Allgemein, Verkostungen

VITE 2017

Nach intensiver, getaner Arbeit und nach einiger Zeit zum Nachdenken, erwacht ein Verlangen,  ein paar Gedanken über das Weinfest am 12. Juni 2017 zu Papier zu bringen.

Die VITE 2017, unsere zum 3. Mal organisierte große Weinprobe hat sich, wie ich mit zunehmendem zeitlichen Abstand immer intensiver den Eindruck habe, von ihrer besten Seite gezeigt.

Dass von 40 Gastwinzern einschließlich Zalto, Reisetbauer und gar einige Freunde aus der Weinwelt Italiens , bis auf zwei,  alle persönlich die Weine an die ca. 400 Gäste und Kunden servierten, wirkt auf alle, die sich an der Organisation dieser Veranstaltung mit aller Kraft beteiligt haben, intensiv und erfüllt mit Genugtuung und Freude.

Ich erinnere mich, wie unkompliziert wir uns mit Herrn Michael Goess – Graf Enzenberg über den wunderschönen Ansitz Jöchelsthurn mit dem herrlichen Garten im Zentrum von Sterzing als Veranstaltungsort, einigen konnten. Dafür nochmals aufrichten Dank dem Besitzer und seinen Mitarbeitern, die uns unermüdlich zur Seite gestanden sind.

Ich erinnere mich  mit Freude daran wie spontan und ohne Nachdenkpause alle Winzer sofort zusagten und die Strapazen der langen Anreisen nicht scheuten.

Ich freute und freue mich ganz besonders darüber, wie sich in der Planungsphase die ganze Mannschaft des Pretzhofes mit Begeisterung in dieses Projekt stürzte, allen voran meine Familie und meine Frau Ulli.

Ich freute mich ganz besonders, als jene Partner und jene Stammlieferanten, die uns schon jahrzehntelang begleiten, auch diese Herausforderung, die für alle kräftezehrend und  oft mühsam war, ohne jeglichen Zweifel annahmen und zu jeder Uhrzeit ihre Dienste und Arbeit mit großer Professionalität und Begeisterung in die Hand nahmen.

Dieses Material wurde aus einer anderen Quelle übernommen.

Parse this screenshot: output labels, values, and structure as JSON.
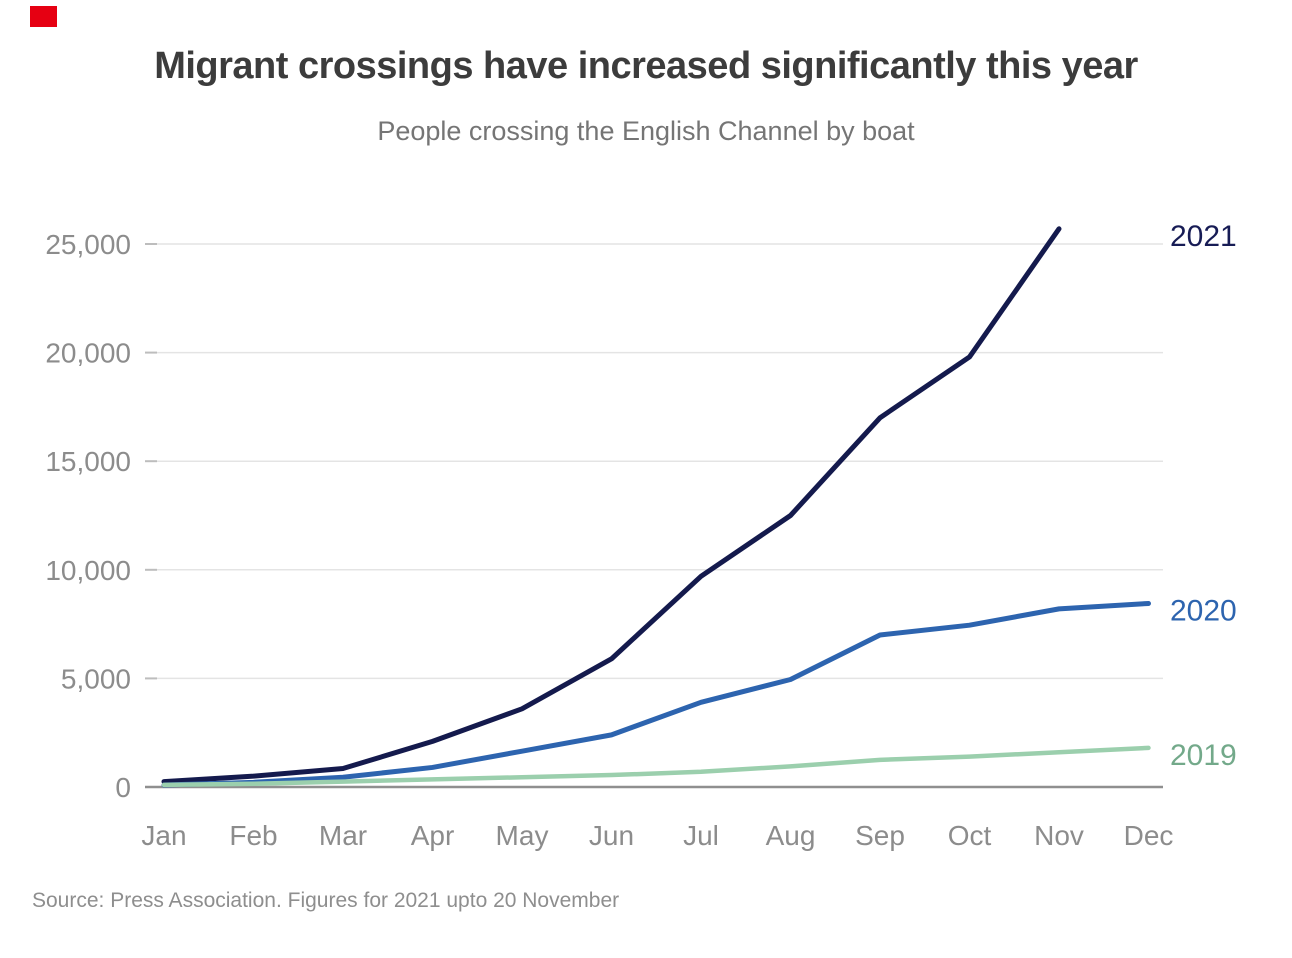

Dies alles war notwendig, waren wir doch in einem Schloss zu Gast, das schöner nicht hätte sein können und das wir als leerstehenden Ansitz aus einem jahrelangen Tiefschlaf holten.

Jetzt in Ruhe und im Nachhinein betrachtet, gelang es uns, ein ganz großes Fest der besonderen Weine, der ganz besonderen Persönlichkeiten, die hinter diesen Weinen stehen und hoffentlich einen nachhaltigen, unvergesslichen Tag für unsere Kunden und Gäste zu organisieren.

Wir hatten uns zum Ziel gesetzt, dass diese Veranstaltung unseren ganz persönlichen Weinstil, der sich über Jahrzehnte nach unzähligen Weinreisen und nach unvergesslichen Weinerlebnissen bei ganz besonderen Menschen in ihren Weinkellern und in ihren Weinbergen  entwickelt hat, zeigen soll, so wie wir ihn mögen und gerne kommunizieren.

Die Komplimente, die wir von Ihnen, liebe Gäste und Kunden, aber auch von den teilnehmenden Winzern nach Abschluss dieses Tages im  Ansitz Jöchelsthurn erhalten haben, lassen uns dieses Ziel als  erreicht einordnen.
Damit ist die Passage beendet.